The changes were outlined to the WDC community and environment committee by Stuart Hylton, council's senior policy adviser.
Mr Hylton said while the new Act retained many elements of the previous legislation, there were some changes that would have a significant impact on the way local authorities administered liquor licensing functions.
"It means a significant devolution of power with responsibility shifting to the council," he said.
The council will handle liquor licences and if any of their decisions were appealed then they would be heard by the Alcohol Regulatory and Licensing Authority in Wellington.
There will new district licensing committees and the local council may appoint councillors to those committees.
Mr Hylton said that there were four types of licence that can be provided, broadly the same as under the previous Act.
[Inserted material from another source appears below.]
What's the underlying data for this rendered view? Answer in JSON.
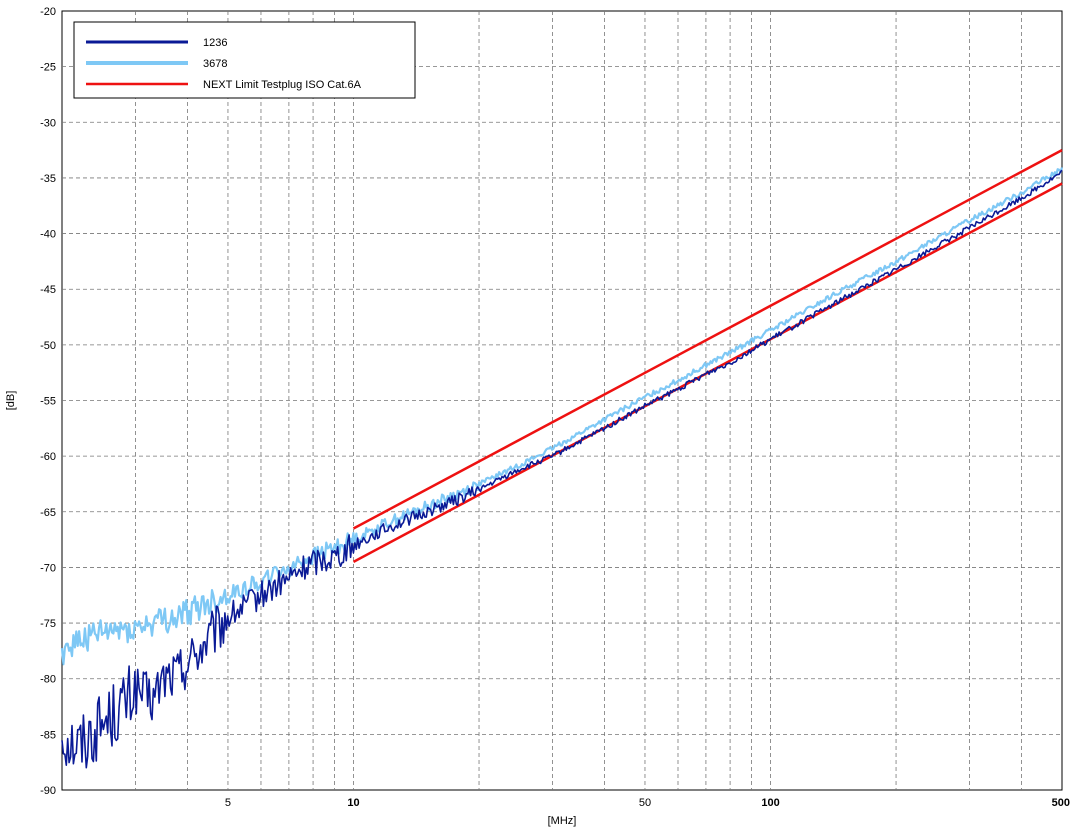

These include on-premises licences, off-licences, club licences and special licences.
But the Act has changed the law on the type of stores eligible for an off-licence to "strengthen the current approach that dairies and convenience stores are not eligible".
And while grocery stores can apply for a licence, the licensing authority will consider such things as sales revenue, the range of goods sold in that store, its size, layout and appearance.
Mr Hylton said a key element the licensing authority must consider when granting a licence is what impact it may have on the "good order" of the locality. These cover such things as future noise levels, nuisance and vandalism.
Another option for the council to consider is adopting a "local alcohol policy" and with these the council can look at issues such as concentration, location and hours of trade.
"It may also include a one-way door restriction so that after a certain time no one is admitted or readmitted into those premises."
He said all these options can be developed in consultation with stakeholders and the community.
The new criteria come into effect on June 19 this year.
Mr Hylton said he suspected there may be a rush on licence applications before then but said they would only be temporary licences that would expire in 12 months' time and then be up for renewal.
Councillor Ron Vinsen said he was concerned this was another example of central government pushing more work on to local government "and the ratepayers will have to pay".
"It's not the law that's the problem. It's the attitude and social habits in our country that's the problem when it comes to alcohol," Mr Vinsen said.
And he said he believed this would end up costing the Wanganui council thousands of dollars to administer.
But councillors Jack Bullock and Allan Anderson welcomed the changes,
Mr Bullock said it gave more power to council to set the boundaries and accept some social responsibility.
Mr Anderson said making improvements often meant carrying a cost.
"But this is not a dollar thing. It's a social reform and we will control our destiny," he said.
Other major changes promoted with the new Act will see a widening of the definition of "public place" which would affect future liquor bans.
This would include car parks, school grounds and other private spaces to which the public has access.
These provisions will also come into force on December 19.